Conference:
The 24th IEEE International Conference on Software Quality, Reliability and Security (QRS 2024), 1-5 July 2024, Cambridge, UK
Authors:
Kalouptsoglou I, Siavvas M, Ampatzoglou A, Kehagias D, Chatzigeorgiou A.
Abstract:
Nowadays, security testing is an integral part of the testing activities during the software development life-cycle. Over the years, various techniques have been proposed to identify security issues in the source code, especially vulnerabilities, which can be exploited and cause severe damages. Recently, Machine Learning (ML) techniques capable of predicting vulnerable software components and indicating high-risk areas have appeared, among others, accelerating the effort demanding and time consuming process of vulnerability localization. For effective subsequent vulnerability elimination, there is a need for automating the process of labeling detected vulnerabilities in vulnerability categories i.e., identifying the type of the vulnerability. Several techniques have been proposed over the years for automating the labeling process of vulnerabilities. However, the vast majority of the proposed methods attempt to identify the type of vulnerabilities based on their textual description that is provided by experts, such as the description provided by the vulnerability report in the National Vulnerability Database, and not on their actual source code, hindering their full automation and the vulnerability categorization from the software testing phase. This work examines the vulnerability classification directly from the source code during the vulnerability detection step.

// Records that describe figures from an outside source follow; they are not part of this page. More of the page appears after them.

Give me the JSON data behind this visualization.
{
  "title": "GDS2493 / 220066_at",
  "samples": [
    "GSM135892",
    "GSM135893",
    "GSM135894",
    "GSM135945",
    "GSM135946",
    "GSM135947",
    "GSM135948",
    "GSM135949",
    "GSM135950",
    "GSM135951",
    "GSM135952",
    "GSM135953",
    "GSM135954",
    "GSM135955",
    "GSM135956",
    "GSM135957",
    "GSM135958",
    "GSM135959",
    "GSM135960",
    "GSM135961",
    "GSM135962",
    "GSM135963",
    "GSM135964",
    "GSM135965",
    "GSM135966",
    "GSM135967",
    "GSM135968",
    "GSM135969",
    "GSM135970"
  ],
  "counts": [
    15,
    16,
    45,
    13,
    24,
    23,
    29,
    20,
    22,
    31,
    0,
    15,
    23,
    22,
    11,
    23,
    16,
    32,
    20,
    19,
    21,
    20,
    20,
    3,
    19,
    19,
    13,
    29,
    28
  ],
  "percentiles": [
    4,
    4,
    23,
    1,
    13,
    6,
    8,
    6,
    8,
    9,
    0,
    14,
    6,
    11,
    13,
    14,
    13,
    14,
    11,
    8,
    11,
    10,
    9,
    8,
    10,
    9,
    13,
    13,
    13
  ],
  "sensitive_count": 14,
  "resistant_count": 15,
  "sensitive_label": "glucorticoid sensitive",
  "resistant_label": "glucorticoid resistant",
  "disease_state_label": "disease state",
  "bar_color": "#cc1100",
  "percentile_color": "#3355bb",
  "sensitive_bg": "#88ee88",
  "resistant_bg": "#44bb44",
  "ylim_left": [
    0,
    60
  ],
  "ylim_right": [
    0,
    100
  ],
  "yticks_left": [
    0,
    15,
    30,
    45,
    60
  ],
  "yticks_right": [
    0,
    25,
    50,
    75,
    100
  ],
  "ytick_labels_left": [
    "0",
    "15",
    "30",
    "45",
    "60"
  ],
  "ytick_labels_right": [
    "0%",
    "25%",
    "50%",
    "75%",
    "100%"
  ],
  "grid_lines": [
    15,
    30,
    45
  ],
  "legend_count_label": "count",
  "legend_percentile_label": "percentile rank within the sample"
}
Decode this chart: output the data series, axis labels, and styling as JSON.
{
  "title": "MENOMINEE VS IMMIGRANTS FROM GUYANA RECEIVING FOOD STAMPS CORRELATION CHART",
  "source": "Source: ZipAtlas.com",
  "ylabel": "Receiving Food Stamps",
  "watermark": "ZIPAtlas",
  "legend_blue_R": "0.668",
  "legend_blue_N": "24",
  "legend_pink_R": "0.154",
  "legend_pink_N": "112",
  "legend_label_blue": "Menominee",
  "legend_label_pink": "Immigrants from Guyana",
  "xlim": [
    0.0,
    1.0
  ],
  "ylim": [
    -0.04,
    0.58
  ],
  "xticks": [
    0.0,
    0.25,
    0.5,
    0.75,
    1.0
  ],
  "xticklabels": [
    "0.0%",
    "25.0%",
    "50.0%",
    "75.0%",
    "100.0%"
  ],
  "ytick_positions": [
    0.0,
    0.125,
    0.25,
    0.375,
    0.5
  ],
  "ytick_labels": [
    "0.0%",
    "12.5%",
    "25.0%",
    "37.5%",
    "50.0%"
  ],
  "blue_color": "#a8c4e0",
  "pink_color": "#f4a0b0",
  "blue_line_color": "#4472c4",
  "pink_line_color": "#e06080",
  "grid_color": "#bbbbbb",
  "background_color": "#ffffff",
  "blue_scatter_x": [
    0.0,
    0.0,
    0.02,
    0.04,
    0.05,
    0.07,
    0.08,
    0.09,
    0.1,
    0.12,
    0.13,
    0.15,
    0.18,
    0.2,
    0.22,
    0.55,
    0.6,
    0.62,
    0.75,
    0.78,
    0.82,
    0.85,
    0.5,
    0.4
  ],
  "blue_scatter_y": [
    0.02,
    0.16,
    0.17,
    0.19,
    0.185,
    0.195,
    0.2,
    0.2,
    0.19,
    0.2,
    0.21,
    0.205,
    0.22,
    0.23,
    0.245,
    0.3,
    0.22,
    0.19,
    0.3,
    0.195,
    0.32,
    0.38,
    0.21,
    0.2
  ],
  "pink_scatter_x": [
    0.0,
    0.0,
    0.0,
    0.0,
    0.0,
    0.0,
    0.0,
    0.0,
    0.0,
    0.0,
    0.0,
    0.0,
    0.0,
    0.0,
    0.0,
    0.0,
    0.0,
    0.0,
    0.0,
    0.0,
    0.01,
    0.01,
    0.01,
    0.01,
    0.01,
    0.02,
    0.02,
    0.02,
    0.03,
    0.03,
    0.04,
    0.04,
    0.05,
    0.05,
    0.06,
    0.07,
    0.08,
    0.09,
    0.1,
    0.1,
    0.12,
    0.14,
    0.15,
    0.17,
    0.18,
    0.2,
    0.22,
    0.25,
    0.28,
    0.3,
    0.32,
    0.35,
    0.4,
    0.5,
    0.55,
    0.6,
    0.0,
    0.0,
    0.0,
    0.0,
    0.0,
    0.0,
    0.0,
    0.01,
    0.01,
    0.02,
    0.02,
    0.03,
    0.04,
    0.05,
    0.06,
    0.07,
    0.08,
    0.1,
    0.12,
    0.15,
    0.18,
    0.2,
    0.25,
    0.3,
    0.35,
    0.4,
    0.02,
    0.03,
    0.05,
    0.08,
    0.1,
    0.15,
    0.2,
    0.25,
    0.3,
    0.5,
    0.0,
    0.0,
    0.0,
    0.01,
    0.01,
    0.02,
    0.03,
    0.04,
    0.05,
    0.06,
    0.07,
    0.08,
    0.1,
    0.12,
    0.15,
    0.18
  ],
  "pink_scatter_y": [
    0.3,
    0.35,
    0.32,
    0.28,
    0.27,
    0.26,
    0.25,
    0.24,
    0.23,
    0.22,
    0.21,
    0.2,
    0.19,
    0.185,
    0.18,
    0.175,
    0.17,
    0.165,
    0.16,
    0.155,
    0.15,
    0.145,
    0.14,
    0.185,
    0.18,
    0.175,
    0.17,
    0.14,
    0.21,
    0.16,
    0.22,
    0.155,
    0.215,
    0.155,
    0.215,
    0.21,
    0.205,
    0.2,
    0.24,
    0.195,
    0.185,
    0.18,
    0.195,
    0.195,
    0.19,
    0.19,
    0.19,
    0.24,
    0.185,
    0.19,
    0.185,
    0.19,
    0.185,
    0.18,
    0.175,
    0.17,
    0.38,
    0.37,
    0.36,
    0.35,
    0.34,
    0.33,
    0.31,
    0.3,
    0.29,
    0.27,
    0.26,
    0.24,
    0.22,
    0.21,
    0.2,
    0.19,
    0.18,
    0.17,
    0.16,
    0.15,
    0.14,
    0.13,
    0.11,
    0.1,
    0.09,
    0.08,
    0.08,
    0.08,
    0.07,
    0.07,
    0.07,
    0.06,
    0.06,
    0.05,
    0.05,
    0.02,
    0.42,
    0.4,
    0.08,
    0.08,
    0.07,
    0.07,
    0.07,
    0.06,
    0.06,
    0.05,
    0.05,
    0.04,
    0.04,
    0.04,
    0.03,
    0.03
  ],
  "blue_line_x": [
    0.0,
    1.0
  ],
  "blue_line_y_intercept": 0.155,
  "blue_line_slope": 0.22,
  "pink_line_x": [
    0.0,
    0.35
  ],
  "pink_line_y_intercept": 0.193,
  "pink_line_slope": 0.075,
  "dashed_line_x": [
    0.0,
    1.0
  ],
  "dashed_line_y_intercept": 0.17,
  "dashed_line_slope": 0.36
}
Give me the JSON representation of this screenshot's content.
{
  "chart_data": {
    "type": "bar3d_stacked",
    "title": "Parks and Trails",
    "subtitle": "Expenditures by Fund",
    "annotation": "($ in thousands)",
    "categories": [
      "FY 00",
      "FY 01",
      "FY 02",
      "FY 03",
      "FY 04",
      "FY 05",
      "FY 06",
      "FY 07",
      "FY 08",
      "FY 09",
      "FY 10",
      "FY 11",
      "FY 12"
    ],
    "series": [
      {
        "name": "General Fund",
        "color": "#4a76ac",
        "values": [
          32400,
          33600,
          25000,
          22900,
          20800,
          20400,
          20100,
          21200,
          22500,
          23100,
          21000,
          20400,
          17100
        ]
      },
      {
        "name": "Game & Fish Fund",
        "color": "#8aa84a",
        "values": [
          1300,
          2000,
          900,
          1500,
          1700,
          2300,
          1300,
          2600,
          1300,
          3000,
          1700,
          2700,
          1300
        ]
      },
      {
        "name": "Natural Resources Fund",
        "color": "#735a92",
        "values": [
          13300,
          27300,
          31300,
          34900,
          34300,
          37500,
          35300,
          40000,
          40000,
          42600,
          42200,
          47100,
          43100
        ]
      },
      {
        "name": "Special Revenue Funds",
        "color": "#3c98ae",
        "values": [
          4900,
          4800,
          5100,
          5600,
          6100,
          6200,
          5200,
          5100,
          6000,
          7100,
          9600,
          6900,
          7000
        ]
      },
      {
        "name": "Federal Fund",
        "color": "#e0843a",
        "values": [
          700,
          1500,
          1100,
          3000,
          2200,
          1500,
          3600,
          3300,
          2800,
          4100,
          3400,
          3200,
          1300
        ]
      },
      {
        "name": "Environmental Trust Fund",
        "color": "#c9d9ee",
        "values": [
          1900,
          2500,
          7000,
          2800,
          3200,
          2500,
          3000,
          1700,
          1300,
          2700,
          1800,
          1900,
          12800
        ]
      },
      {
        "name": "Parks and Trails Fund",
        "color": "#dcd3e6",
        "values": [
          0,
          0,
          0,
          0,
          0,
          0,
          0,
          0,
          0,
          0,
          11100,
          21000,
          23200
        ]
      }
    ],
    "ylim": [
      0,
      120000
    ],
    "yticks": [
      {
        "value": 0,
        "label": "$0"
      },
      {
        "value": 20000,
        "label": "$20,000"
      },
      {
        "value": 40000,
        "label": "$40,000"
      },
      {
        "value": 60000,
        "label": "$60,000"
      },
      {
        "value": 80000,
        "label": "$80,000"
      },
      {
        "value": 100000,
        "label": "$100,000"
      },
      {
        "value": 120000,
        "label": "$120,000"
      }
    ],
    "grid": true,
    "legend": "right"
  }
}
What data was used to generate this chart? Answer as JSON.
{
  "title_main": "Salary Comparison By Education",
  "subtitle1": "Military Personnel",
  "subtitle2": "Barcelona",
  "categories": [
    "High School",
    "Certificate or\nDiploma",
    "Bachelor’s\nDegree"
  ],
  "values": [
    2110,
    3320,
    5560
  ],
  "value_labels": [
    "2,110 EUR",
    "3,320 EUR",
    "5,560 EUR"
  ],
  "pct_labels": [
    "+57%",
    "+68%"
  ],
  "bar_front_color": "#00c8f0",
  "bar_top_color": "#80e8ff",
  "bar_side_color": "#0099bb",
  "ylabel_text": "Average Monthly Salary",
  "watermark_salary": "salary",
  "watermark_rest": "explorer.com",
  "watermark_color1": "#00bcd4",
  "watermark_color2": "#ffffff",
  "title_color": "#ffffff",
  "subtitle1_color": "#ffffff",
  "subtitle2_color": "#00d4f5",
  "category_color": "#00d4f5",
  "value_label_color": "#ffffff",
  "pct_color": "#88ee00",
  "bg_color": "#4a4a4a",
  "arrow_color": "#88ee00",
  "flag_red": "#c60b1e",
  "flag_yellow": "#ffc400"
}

Moreover, this way, a vulnerability detection method will be able to provide complete information and interpretation of its findings. Leveraging the advances in the field of Artificial Intelligence and Natural Language Processing, we construct and compare several multi-class classification models for categorizing vulnerable code snippets. The results highlight the importance of the context-aware embeddings of the pre-trained Transformer-based models, as well as the significance of transfer learning from a programming language-related domain.